Predictably, given recent events, News staffers-whose overall outlook on life ranges between dour and really goddamn depressed-have become weary over a potential return to the kind of turmoil that battered the paper during the late 1990’s, when the paper went through four editors in the span of four years. Indeed, the tabloid war with the hated New York Post promises to get even nastier beginning Oct. 15, when Mr. Dunn-who fought off the Post with a series of stunts and near-daily coverage of the British royal family-arrives at the paper.
Mr. Kosner said, for his part, that he didn’t fear for his former troops. His thoughts on Mr. Zuckerman’s decision to reinstall Messrs. Dunn and Browne?
“I have no thoughts on it at all. It’s Mort’s prerogative to choose whomever he wants to run the paper.”
The Leo Burnett set recently found a pleasant surprise wrapped up in their business-to-business bible, Advertising Age : Tiki Barber! The Giants’ running back was smiling at them through clear cellophane from the cover of the current issue of Men’s Fitness , which was given away with Ad Age ‘s Oct. 13 issue. (Advertising “31,722 words inside!”, Men’s Fitness made a stark contrast to the text-heavy industry newspaper.)
But wait: There’s more Tiki. The same Men’s Fitness cover was splashed over Ad Age ‘s back page in an ad for the magazine-part of publisher American Media’s campaign, under chief executive David Pecker, to overpower the abs-and-ads dominance of dreamy David Zinczenko’s Men’s Health .
That Men’s Fitness should buy a back-page ad and an insert in Ad Age is not, in itself, a novelty. But the flashy promotion also shipped with an issue in which Ad Age covered the magazine’s relaunch in a piece by reporter Jon Fine that, like the advertisement, featured the Men’s Fitness cover.

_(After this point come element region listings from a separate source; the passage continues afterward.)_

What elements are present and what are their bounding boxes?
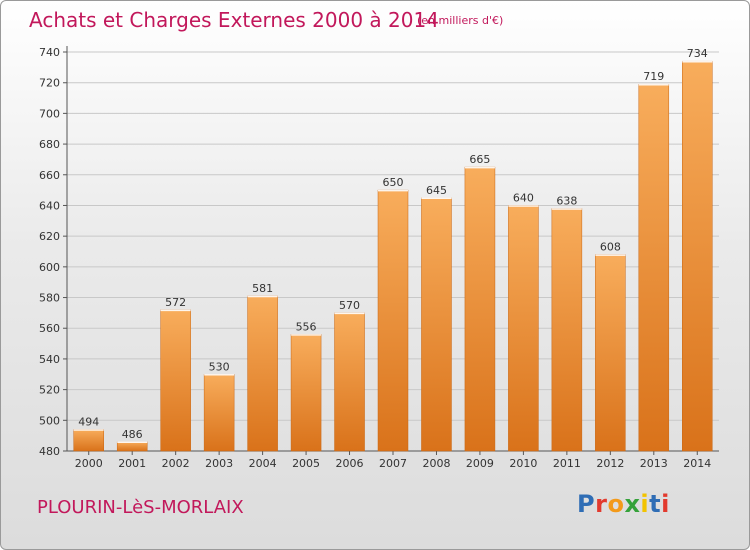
x-tick-label: 2001 [118,457,146,470]
y-tick-label: 620 [39,230,60,243]
data-label: 581 [252,282,273,295]
x-tick-label: 2013 [640,457,668,470]
logo-letter: P [577,490,596,518]
logo-letter: o [607,490,625,518]
x-tick-label: 2008 [422,457,450,470]
data-label: 556 [296,320,317,333]
y-tick-label: 640 [39,199,60,212]
data-label: 650 [383,176,404,189]
data-label: 486 [122,428,143,441]
bar [247,295,278,452]
x-tick-label: 2014 [683,457,711,470]
logo-letter: i [661,490,670,518]
x-tick-label: 2010 [509,457,537,470]
bar [682,60,713,452]
proxiti-logo: Proxiti [577,490,670,518]
y-tick-label: 600 [39,261,60,274]
x-tick-label: 2011 [553,457,581,470]
data-label: 530 [209,360,230,373]
y-tick-label: 500 [39,414,60,427]
data-label: 645 [426,184,447,197]
tick-labels: 480 500 520 540 560 580 600 620 640 660 680 700 720 7… [39,46,711,470]
bar [160,309,191,452]
y-tick-label: 520 [39,384,60,397]
data-label: 665 [469,153,490,166]
bar [334,312,365,452]
logo-letter: r [595,490,608,518]
y-tick-label: 480 [39,445,60,458]
bar [203,374,235,452]
data-label: 640 [513,191,534,204]
y-tick-label: 660 [39,169,60,182]
bar [421,197,452,452]
data-label: 608 [600,241,621,254]
commune-name: PLOURIN-LèS-MORLAIX [37,497,244,518]
x-tick-label: 2009 [466,457,494,470]
x-tick-label: 2000 [75,457,103,470]
x-tick-label: 2012 [596,457,624,470]
y-tick-label: 680 [39,138,60,151]
x-tick-label: 2002 [162,457,190,470]
y-tick-label: 580 [39,292,60,305]
x-tick-label: 2004 [249,457,277,470]
chart-subtitle: (en milliers d'€) [417,14,504,27]
x-tick-label: 2003 [205,457,233,470]
bar [508,205,539,452]
data-label: 719 [643,70,664,83]
data-label: 570 [339,299,360,312]
bar [551,208,583,452]
y-tick-label: 740 [39,46,60,59]
bar [73,429,104,452]
data-label: 494 [78,416,99,429]
x-tick-label: 2005 [292,457,320,470]
data-label: 734 [687,47,708,60]
y-tick-label: 540 [39,353,60,366]
logo-letter: x [624,490,641,518]
bar [116,441,148,452]
bar [595,254,626,452]
y-tick-label: 700 [39,107,60,120]
bar [638,83,670,452]
logo-letter: i [640,490,650,518]
data-labels: 494 486 572 530 581 556 570 650 645 665 640 638 608 7… [78,47,708,441]
bar [377,189,409,452]
y-tick-label: 720 [39,77,60,90]
bars [73,60,713,452]
chart-title: Achats et Charges Externes 2000 à 2014 [29,8,439,32]
x-tick-label: 2006 [336,457,364,470]
bar [464,166,496,452]
y-tick-label: 560 [39,322,60,335]
data-label: 572 [165,296,186,309]
bar [290,334,322,452]
x-tick-label: 2007 [379,457,407,470]
data-label: 638 [556,195,577,208]
logo-letter: t [649,490,662,518]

Advertising Age editor Scott Donaton said he first became aware of the promotion when the newspaper showed up at his house on Sunday, Oct. 12. Perhaps surprisingly, he called the matter a “total illustration of church and state” at Advertising Age . He said the piece was run and placed on page 4 of the paper without any knowledge of what the business side of the newspaper had in mind.

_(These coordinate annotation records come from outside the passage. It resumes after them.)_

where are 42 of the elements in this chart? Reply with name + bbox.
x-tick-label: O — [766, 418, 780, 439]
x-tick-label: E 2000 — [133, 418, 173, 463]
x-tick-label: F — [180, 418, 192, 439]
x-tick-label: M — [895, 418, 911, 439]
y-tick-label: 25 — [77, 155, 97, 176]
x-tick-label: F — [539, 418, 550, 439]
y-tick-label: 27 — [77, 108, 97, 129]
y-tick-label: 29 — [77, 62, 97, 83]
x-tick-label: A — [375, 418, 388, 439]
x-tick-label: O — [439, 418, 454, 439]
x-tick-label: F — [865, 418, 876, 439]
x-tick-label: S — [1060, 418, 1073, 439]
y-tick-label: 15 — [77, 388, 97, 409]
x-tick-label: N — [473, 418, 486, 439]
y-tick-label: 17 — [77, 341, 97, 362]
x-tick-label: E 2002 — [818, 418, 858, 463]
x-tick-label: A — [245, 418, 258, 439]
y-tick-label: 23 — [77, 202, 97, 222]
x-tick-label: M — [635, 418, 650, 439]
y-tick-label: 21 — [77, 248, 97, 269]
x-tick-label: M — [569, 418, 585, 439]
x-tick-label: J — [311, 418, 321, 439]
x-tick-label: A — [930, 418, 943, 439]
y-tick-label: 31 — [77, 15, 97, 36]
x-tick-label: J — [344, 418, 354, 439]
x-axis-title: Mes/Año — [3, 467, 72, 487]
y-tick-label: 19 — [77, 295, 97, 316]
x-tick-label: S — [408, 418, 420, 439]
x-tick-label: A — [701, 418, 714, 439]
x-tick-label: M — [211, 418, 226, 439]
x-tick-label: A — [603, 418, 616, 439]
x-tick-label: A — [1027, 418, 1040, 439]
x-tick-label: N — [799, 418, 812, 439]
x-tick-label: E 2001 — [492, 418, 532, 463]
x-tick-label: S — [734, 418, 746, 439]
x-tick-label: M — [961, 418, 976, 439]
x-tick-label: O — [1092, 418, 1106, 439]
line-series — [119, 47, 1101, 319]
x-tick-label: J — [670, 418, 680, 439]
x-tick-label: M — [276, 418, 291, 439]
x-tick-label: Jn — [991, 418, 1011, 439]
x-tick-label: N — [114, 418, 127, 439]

“Ideally, as an editor, do you like to see it?” Mr. Donaton asked rhetorically. “Of course not. But to me, it’s as much a violation of church-state to make a decision either way, to do something or not do something. We cover the magazine industry, and the magazine industry is part of our ad base. The same goes for the television industry.

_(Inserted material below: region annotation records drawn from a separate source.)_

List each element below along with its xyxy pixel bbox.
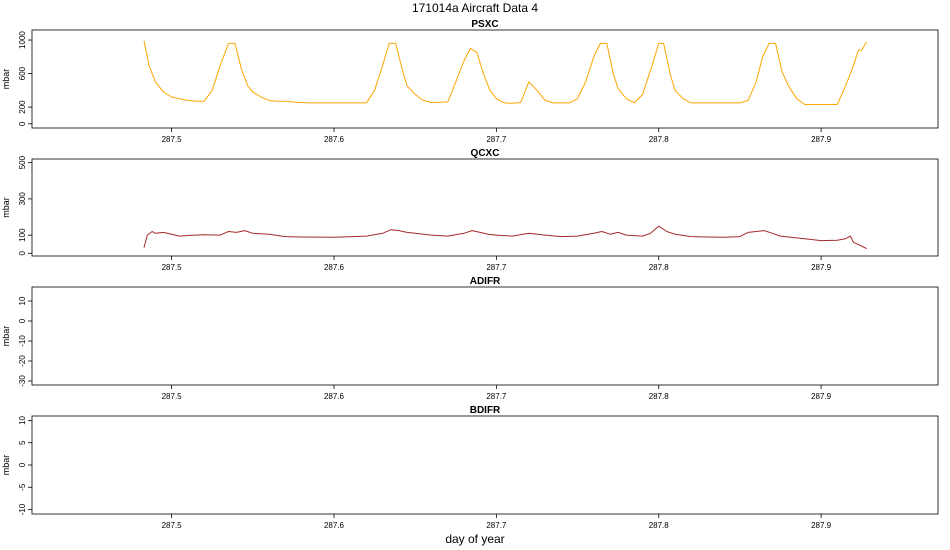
- panel-title: PSXC: [471, 19, 498, 30]
- y-tick-label: -10: [18, 503, 27, 515]
- x-tick-label: 287.8: [649, 521, 670, 530]
- y-tick-label: -20: [18, 355, 27, 367]
- x-tick-label: 287.7: [486, 392, 507, 401]
- y-tick-label: 0: [18, 318, 27, 323]
- x-tick-label: 287.9: [811, 392, 832, 401]
- series-line-psxc: [143, 40, 868, 105]
- x-tick-label: 287.7: [486, 135, 507, 144]
- y-tick-label: 0: [18, 251, 27, 256]
- x-tick-label: 287.8: [649, 135, 670, 144]
- x-axis-label: day of year: [445, 532, 504, 546]
- plot-frame: [31, 286, 939, 386]
- y-tick-label: 200: [18, 100, 27, 114]
- chart-title: 171014a Aircraft Data 4: [412, 1, 538, 15]
- panel-title: QCXC: [471, 148, 500, 159]
- y-tick-label: 500: [18, 155, 27, 169]
- y-tick-label: 1000: [18, 31, 27, 49]
- y-axis-label: mbar: [1, 69, 11, 90]
- x-tick-label: 287.5: [162, 263, 183, 272]
- x-tick-label: 287.6: [324, 392, 345, 401]
- panel-bdifr: BDIFR mbar -10 -5 0 5 10 287.5 287.6 287.7 287.8 28…: [1, 405, 939, 530]
- y-tick-label: 5: [18, 440, 27, 445]
- x-tick-label: 287.9: [811, 135, 832, 144]
- x-tick-label: 287.7: [486, 521, 507, 530]
- series-line-qcxc: [143, 225, 867, 250]
- panel-adifr: ADIFR mbar -30 -20 -10 0 10 287.5 287.6 287.7 287.…: [1, 276, 939, 401]
- y-tick-label: 0: [18, 121, 27, 126]
- y-tick-label: -10: [18, 335, 27, 347]
- panel-title: ADIFR: [470, 276, 501, 287]
- y-tick-label: -5: [18, 483, 27, 491]
- x-tick-label: 287.5: [162, 135, 183, 144]
- panel-psxc: PSXC mbar 0 200 600 1000 287.5 287.6 287.7 287.8 2…: [1, 19, 939, 144]
- y-axis-label: mbar: [1, 326, 11, 347]
- y-tick-label: 100: [18, 228, 27, 242]
- x-tick-label: 287.8: [649, 392, 670, 401]
- x-tick-label: 287.9: [811, 263, 832, 272]
- x-tick-label: 287.5: [162, 392, 183, 401]
- x-tick-label: 287.7: [486, 263, 507, 272]
- x-tick-label: 287.6: [324, 263, 345, 272]
- y-tick-label: 10: [18, 296, 27, 305]
- plot-frame: [31, 29, 939, 129]
- y-tick-label: 0: [18, 462, 27, 467]
- x-tick-label: 287.6: [324, 135, 345, 144]
- x-tick-label: 287.8: [649, 263, 670, 272]
- y-tick-label: -30: [18, 375, 27, 387]
- y-tick-label: 300: [18, 192, 27, 206]
- plot-frame: [31, 158, 939, 257]
- panel-title: BDIFR: [470, 405, 501, 416]
- y-tick-label: 10: [18, 415, 27, 424]
- plot-frame: [31, 415, 939, 515]
- y-axis-label: mbar: [1, 197, 11, 218]
- x-tick-label: 287.6: [324, 521, 345, 530]
- y-tick-label: 600: [18, 66, 27, 80]
- panel-qcxc: QCXC mbar 0 100 300 500 287.5 287.6 287.7 287.8 28…: [1, 148, 939, 272]
- y-axis-label: mbar: [1, 455, 11, 476]
- x-tick-label: 287.5: [162, 521, 183, 530]
- x-tick-label: 287.9: [811, 521, 832, 530]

“We don’t let the sales side know about a negative story,” Mr. Donaton continued. “And that’s been the case where we do a negative story on a television network or a publishing house and they have an ad in the book. We decided a long time ago that we couldn’t let it be a factor, one way or another.”
On Wednesday, Oct. 8, the post– Kingdom and the Power crowd-the one that gave form to the vision of The New York Times through the 1970’s beneath former executive editor Abe Rosenthal and culture czar Arthur Gelb-came together to mark the publication of Mr. Gelb’s memoir, City Room , at Sardi’s (of course), in what one attendant described as the “biggest reunion of the old Abe/Arthur New York Times in many, many years.”
Indeed, the guest list might have well been a database for the bylines that defined The Times during the Rosenthal-Gelb era. Edith Evans Asbury and John Corry were there. So were Clyde Haberman and Sam Roberts, Gerry Schoenfeld and Marty Segal, Rocco Landesman and Bernard Gersten. Sydney Schanberg made an appearance, as did John Kifner, Richard Reeves, Frank Prial, Fred Ferretti, Lesley Oelsner and Lucinda Franks. And what about Seymour Topping? Yes, dear, he was there, too.
Following remarks by former publisher Arthur Sulzberger, Mr. Rosenthal spoke, eventually leading the ol’ gang in a chant of “Gelb! Gelb! Gelb!”
“I was overwhelmed with emotion,” Mr. Gelb said later. “There was a lot of affection and warmth, and I felt very, very moved by it.”